The decisions mean that Uber, valued at nearly $70 billion and closely watched by other start-ups, may have defused — at least temporarily — another fractious situation. Board members have been deeply split for months on many issues, with Uber grappling with numerous scandals over its workplace culture and management.
The board’s divisions have partly been rooted in a fractured relationship between Mr. Kalanick and Benchmark, a venture-capital firm that was an early investor in Uber and that holds a board seat. Benchmark helped force out Mr. Kalanick as chief executive in June.
Since then, Benchmark and Mr. Kalanick have warred over how much control of Uber he retains. Mr. Kalanick had outsize voting rights at the company under a certain class of Uber stock that he owns, and he controls three board seats under an amendment to the corporate charter that was passed last year.
Mr. Kalanick had spent much of the past week pushing back on some of the corporate governance proposals. To gain more leverage on the board, he appointed two additional members, Ursula Burns, a former chief executive of Xerox, and John Thain, a former chief executive of Merrill Lynch, on Friday.
Both participated in Tuesday’s board meeting. Several directors, including Ms. Burns and Mr. Khosrowshahi, the chief executive, who was in London trying to regain Uber’s right to operate in that city, dialed in to the meeting, the people briefed on the conversations said. Others, including Mr. Kalanick and Mr. Thain, attended in person.
Afterward, Mr. Kalanick struck a conciliatory tone. He said in a statement that the board “came together collaboratively” and that the company’s new governance framework “will serve Uber well.”
Specifically, Uber’s board agreed on Tuesday to remove the special voting power carried by two categories of Uber stock, the Class B common shares and the preferred shares. Mr. Kalanick holds about a third of Uber’s Class B common stock, which originally came with 10-to-one voting power. The preferred stock, which also had special voting rights, is held by early venture investors including Benchmark.
All of Uber’s shareholders will eventually have one vote per share, regardless of the class of stock that they own.
SoftBank’s investment would total about $1 billion to $1.25 billion at Uber’s current valuation of $67.5 billion, the people said. SoftBank also plans to buy some stock from existing Uber shareholders at a lower valuation, they said. SoftBank would be investing in Uber along with co-investors including the investment firm Dragoneer.

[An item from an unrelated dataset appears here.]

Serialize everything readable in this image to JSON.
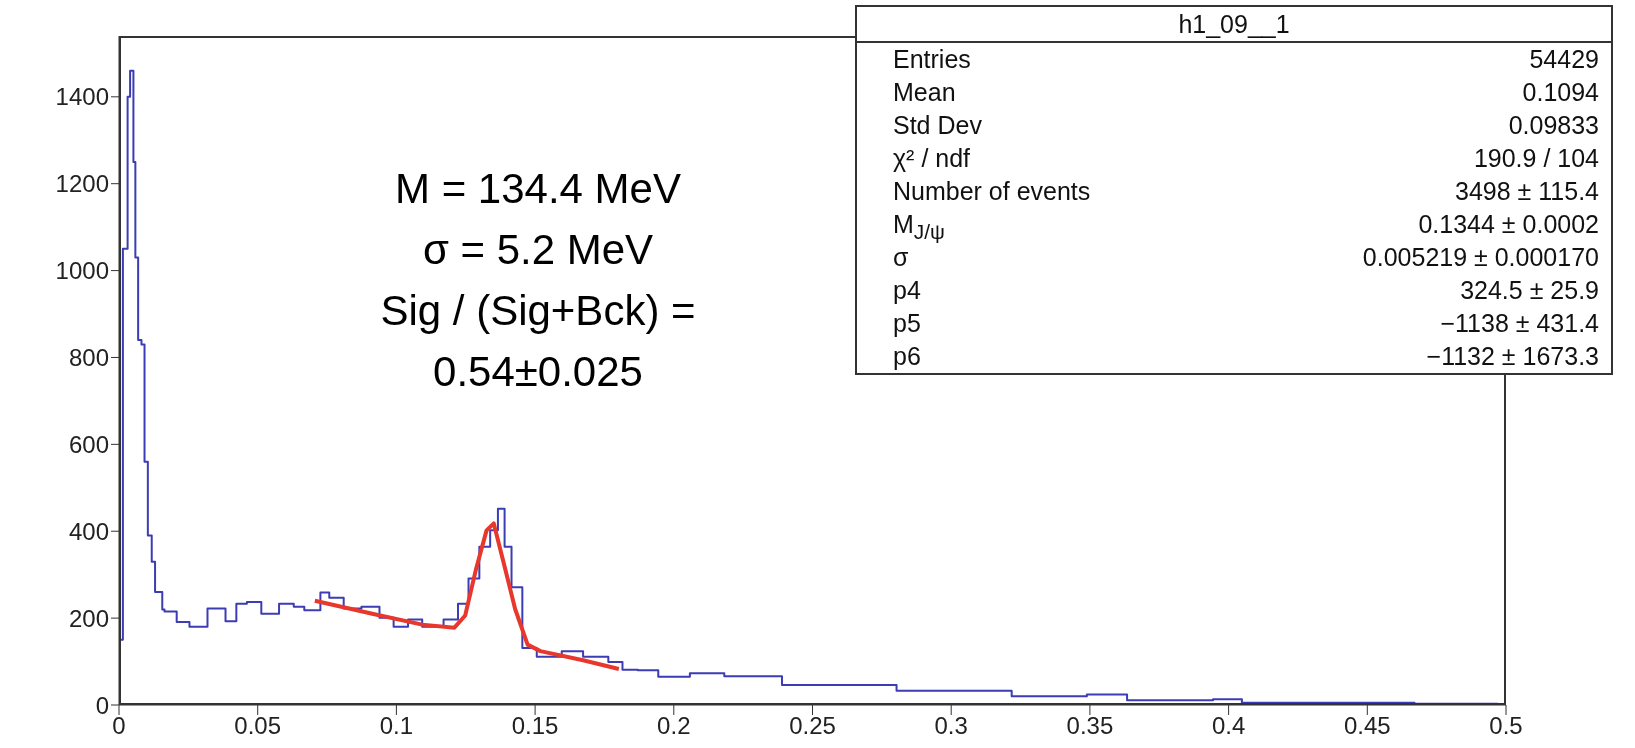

Still, any deal with SoftBank remains far from finished. Uber must now go through what is known as a tender offer process with SoftBank, which will bid to buy stock from existing shareholders at a discounted valuation. Whatever SoftBank offers to pay must be high enough to get shareholders to sell. And enough shareholders must agree to sell for the conglomerate to receive a 14 percent to 17 percent stake in Uber, or the deal could fall apart.
SoftBank declined to comment.
The resolution to take Uber public by 2019 is likely to draw scrutiny. Because Uber is widely regarded as the world’s most valuable privately held company, an initial public offering would excite Wall Street and investors worldwide.
In addition, Uber’s directors voted to add six new seats to make a 17-member board, the people said. SoftBank would get two of the new seats, with another going to an independent chairman or chairwoman and three going to new independent directors.
The board also approved a measure that requires two-thirds board approval for any new chief executive, until after an initial public offering.
And in what may be a sign of a potential détente between Mr. Kalanick and Benchmark, the venture capital firm agreed to drop a lawsuit that it had filed against him if the SoftBank investment closes and all the governance changes go into effect, the people said.
Yet even as Uber’s board was able to come to an agreement on Tuesday, some shareholders took issue with losing their outsize voting rights.
Shervin Pishevar and Steve Russell, who own a combination of Class B common and preferred Uber shares, called the reduction of their voting power to one vote per share “unfair and illegal.” They added that they had “given full authority to our attorneys to pursue any and all legal actions across the globe to bring justice for those wronged by this action.”